Fiction of the future often comes with a Best Before Date. Not only do the dates date, as it were, with people living on Mars in 1999 and everyone wearing Lycra without riding bicycles, but also the social situation provoking the satire or drama of the novel moves on. However, I suspect that it will be a long time before the sort of dire situation provoking the actions of our characters comes about. We mess around at the edges of reform. It seems that once we reach a level of affluence, all hope of assisting ourselves beyond our problematic form of representation – assisting anybody else in other countries with their more clear-cut problems either – is watered down. The ownership of a house, car, mobile phone and computer, aircon, and the treadmill necessary to keep it all going for ourselves and our families, takes the will to change from all but a faithful few, who sacrifice something else to the struggle.

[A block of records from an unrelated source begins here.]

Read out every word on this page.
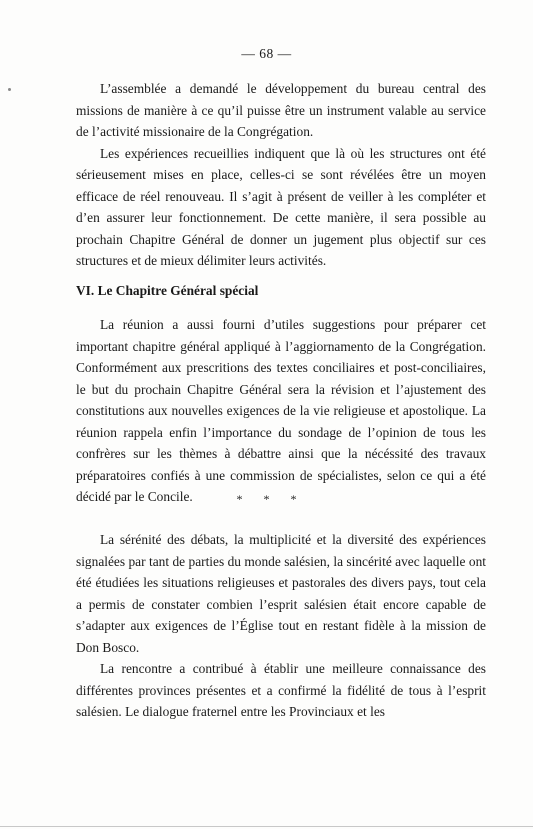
— 68 —

L’assemblée a demandé le développement du bureau central des missions de manière à ce qu’il puisse être un instrument valable au service de l’activité missionaire de la Congrégation.

Les expériences recueillies indiquent que là où les structures ont été sérieusement mises en place, celles-ci se sont révélées être un moyen efficace de réel renouveau. Il s’agit à présent de veiller à les compléter et d’en assurer leur fonctionnement. De cette manière, il sera possible au prochain Chapitre Général de donner un jugement plus objectif sur ces structures et de mieux délimiter leurs activités.

VI. Le Chapitre Général spécial

La réunion a aussi fourni d’utiles suggestions pour préparer cet important chapitre général appliqué à l’aggiornamento de la Congrégation. Conformément aux prescritions des textes conciliaires et post-conciliaires, le but du prochain Chapitre Général sera la révision et l’ajustement des constitutions aux nouvelles exigences de la vie religieuse et apostolique. La réunion rappela enfin l’importance du sondage de l’opinion de tous les confrères sur les thèmes à débattre ainsi que la nécéssité des travaux préparatoires confiés à une commission de spécialistes, selon ce qui a été décidé par le Concile.	* * *

La sérénité des débats, la multiplicité et la diversité des expériences signalées par tant de parties du monde salésien, la sincérité avec laquelle ont été étudiées les situations religieuses et pastorales des divers pays, tout cela a permis de constater combien l’esprit salésien était encore capable de s’adapter aux exigences de l’Église tout en restant fidèle à la mission de Don Bosco.

La rencontre a contribué à établir une meilleure connaissance des différentes provinces présentes et a confirmé la fidélité de tous à l’esprit salésien. Le dialogue fraternel entre les Provinciaux et les
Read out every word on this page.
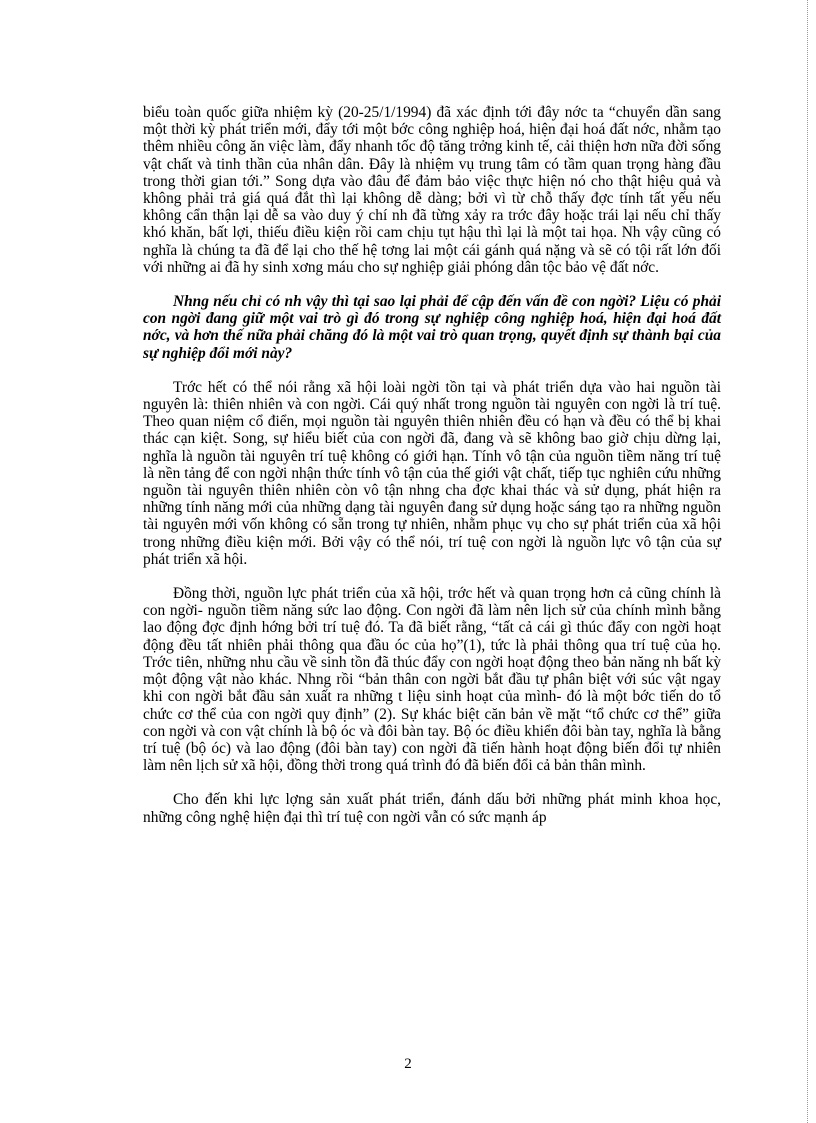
biểu toàn quốc giữa nhiệm kỳ (20-25/1/1994) đã xác định tới đây nớc ta “chuyển dần sang một thời kỳ phát triển mới, đẩy tới một bớc công nghiệp hoá, hiện đại hoá đất nớc, nhằm tạo thêm nhiều công ăn việc làm, đẩy nhanh tốc độ tăng trởng kinh tế, cải thiện hơn nữa đời sống vật chất và tinh thần của nhân dân. Đây là nhiệm vụ trung tâm có tầm quan trọng hàng đầu trong thời gian tới.” Song dựa vào đâu để đảm bảo việc thực hiện nó cho thật hiệu quả và không phải trả giá quá đắt thì lại không dễ dàng; bởi vì từ chỗ thấy đợc tính tất yếu nếu không cẩn thận lại dễ sa vào duy ý chí nh đã từng xảy ra trớc đây hoặc trái lại nếu chỉ thấy khó khăn, bất lợi, thiếu điều kiện rồi cam chịu tụt hậu thì lại là một tai họa. Nh vậy cũng có nghĩa là chúng ta đã để lại cho thế hệ tơng lai một cái gánh quá nặng và sẽ có tội rất lớn đối với những ai đã hy sinh xơng máu cho sự nghiệp giải phóng dân tộc bảo vệ đất nớc.

Nhng nếu chỉ có nh vậy thì tại sao lại phải để cập đến vấn đề con ngời? Liệu có phải con ngời đang giữ một vai trò gì đó trong sự nghiệp công nghiệp hoá, hiện đại hoá đất nớc, và hơn thế nữa phải chăng đó là một vai trò quan trọng, quyết định sự thành bại của sự nghiệp đổi mới này?

Trớc hết có thể nói rằng xã hội loài ngời tồn tại và phát triển dựa vào hai nguồn tài nguyên là: thiên nhiên và con ngời. Cái quý nhất trong nguồn tài nguyên con ngời là trí tuệ. Theo quan niệm cổ điển, mọi nguồn tài nguyên thiên nhiên đều có hạn và đều có thể bị khai thác cạn kiệt. Song, sự hiểu biết của con ngời đã, đang và sẽ không bao giờ chịu dừng lại, nghĩa là nguồn tài nguyên trí tuệ không có giới hạn. Tính vô tận của nguồn tiềm năng trí tuệ là nền tảng để con ngời nhận thức tính vô tận của thế giới vật chất, tiếp tục nghiên cứu những nguồn tài nguyên thiên nhiên còn vô tận nhng cha đợc khai thác và sử dụng, phát hiện ra những tính năng mới của những dạng tài nguyên đang sử dụng hoặc sáng tạo ra những nguồn tài nguyên mới vốn không có sẵn trong tự nhiên, nhằm phục vụ cho sự phát triển của xã hội trong những điều kiện mới. Bởi vậy có thể nói, trí tuệ con ngời là nguồn lực vô tận của sự phát triển xã hội.

Đồng thời, nguồn lực phát triển của xã hội, trớc hết và quan trọng hơn cả cũng chính là con ngời- nguồn tiềm năng sức lao động. Con ngời đã làm nên lịch sử của chính mình bằng lao động đợc định hớng bởi trí tuệ đó. Ta đã biết rằng, “tất cả cái gì thúc đẩy con ngời hoạt động đều tất nhiên phải thông qua đầu óc của họ”(1), tức là phải thông qua trí tuệ của họ. Trớc tiên, những nhu cầu về sinh tồn đã thúc đẩy con ngời hoạt động theo bản năng nh bất kỳ một động vật nào khác. Nhng rồi “bản thân con ngời bắt đầu tự phân biệt với súc vật ngay khi con ngời bắt đầu sản xuất ra những t liệu sinh hoạt của mình- đó là một bớc tiến do tổ chức cơ thể của con ngời quy định” (2). Sự khác biệt căn bản về mặt “tổ chức cơ thể” giữa con ngời và con vật chính là bộ óc và đôi bàn tay. Bộ óc điều khiển đôi bàn tay, nghĩa là bằng trí tuệ (bộ óc) và lao động (đôi bàn tay) con ngời đã tiến hành hoạt động biến đổi tự nhiên làm nên lịch sử xã hội, đồng thời trong quá trình đó đã biến đổi cả bản thân mình.

Cho đến khi lực lợng sản xuất phát triển, đánh dấu bởi những phát minh khoa học, những công nghệ hiện đại thì trí tuệ con ngời vẫn có sức mạnh áp

2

It could be argued that this something is what disables the struggle itself. One must remove oneself from the values that create a society of any kind in order to see how it might be changed. Jill and I have touched upon this process in the novel, as well as a great number of other things. There have been novels about people who want to change the world before, and there have been novels of despair about how fucked things are – there have even been novels of hope about ordinary people who make a difference. Ours is a big novel, about a great number of things, perhaps all of the above things – we tried not to have any one character who could be called the most important. We have written an entertainment, full of drama and comedy, but one which we hope will entertain people we know are not easily captured by the economic imperatives of the lowest common denominator, one with a tension between identification with what gives us the values we wish to change and the objectivity of having removed yourself from those values enough to see what must be changed.

And that creative tension is what you get writing a novel with two people. Hopefully it’s more than either of us could do on our own.

[also posted on Leftwrites]

Woohoo!

Well the novel’s finished. A draft, anyhow. It took almost exactly two years to write the draft and a couple more to research it. Still haven’t thought of a good title! I’ve been thinking of Menace to Society: a political adventure. I’m sure none of my friends look at this blog, but if anyone else does, let me know what you think. You could win a chocolate frog.